The only thing needed to test code this simple is the ability to assert the actual value returned from calling a function with a given input deeply equals the expected value. My tead
library is built for exactly this purpose. There’s almost no API to learn. Unlike other testing libraries, the test descriptions are written declaratively. Objects are used for grouping and describing tests and arrays are used to represent test assertions as [actual, expected]
values.
Here’s an actual sample of what some basic tests might look like for the Inc
action from the earlier Hyperapp example:
import { DocumentTitle } from "some-fx-library";
import { Inc } from "./actions";
export default {
Inc: {
"is a function": [typeof Inc, "function"],
"increments and updates the title": {
"for zero": [
Inc(0),
[1, DocumentTitle(`You clicked 1 times`)]
],
"for nonzero": [
Inc(99),
[100, DocumentTitle(`You clicked 100 times`)]
]
}
}
};
Not a line of imperative code in sight. The app code and tests for that code both use a fully declarative syntax. A double whammy. The benefits of the simple approach are now becoming clear. This comes with a side benefit of stripping the tests clean of boilerplate, boiling them down to their very essence. This simpler approach also runs noticeably faster, and in watch mode, hundreds of tests can run in the blink of an eye.

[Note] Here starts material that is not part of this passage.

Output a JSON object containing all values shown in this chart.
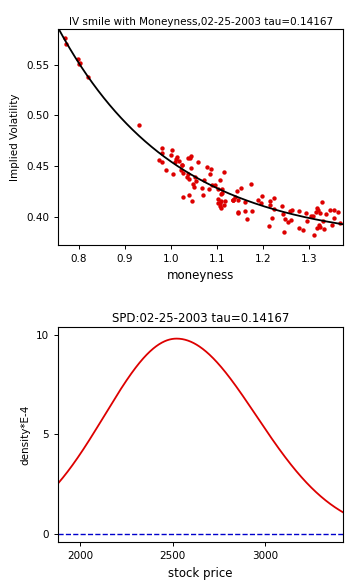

For way more information on tead
read my previous post on the subject.
Sophia was unconvinced by my new approach: “That’s an awful lot to learn just to make testing easier.” I responded, “No more than learning to think of your code as marbles,” in my last attempt to explain. “It’s not just the code,” she said, “it’s the new tools, the weird syntax for markup, mashing all my state together in one object, and all the other complexity!”
“Things are simpler with the declarative approach since there are fewer concepts and APIs to learn, but you must fully embrace all of it to reap the benefits I’ve described.” I offered a friendly competition to settle the debate: “Tell you what, let’s each build the next feature in our preferred styles and compare results tomorrow. We’ll get Jimmy, Andrea, and Louis to be the judges. The winner gets to continue using their paradigm without argument from the other.” I’ll let you guess who won.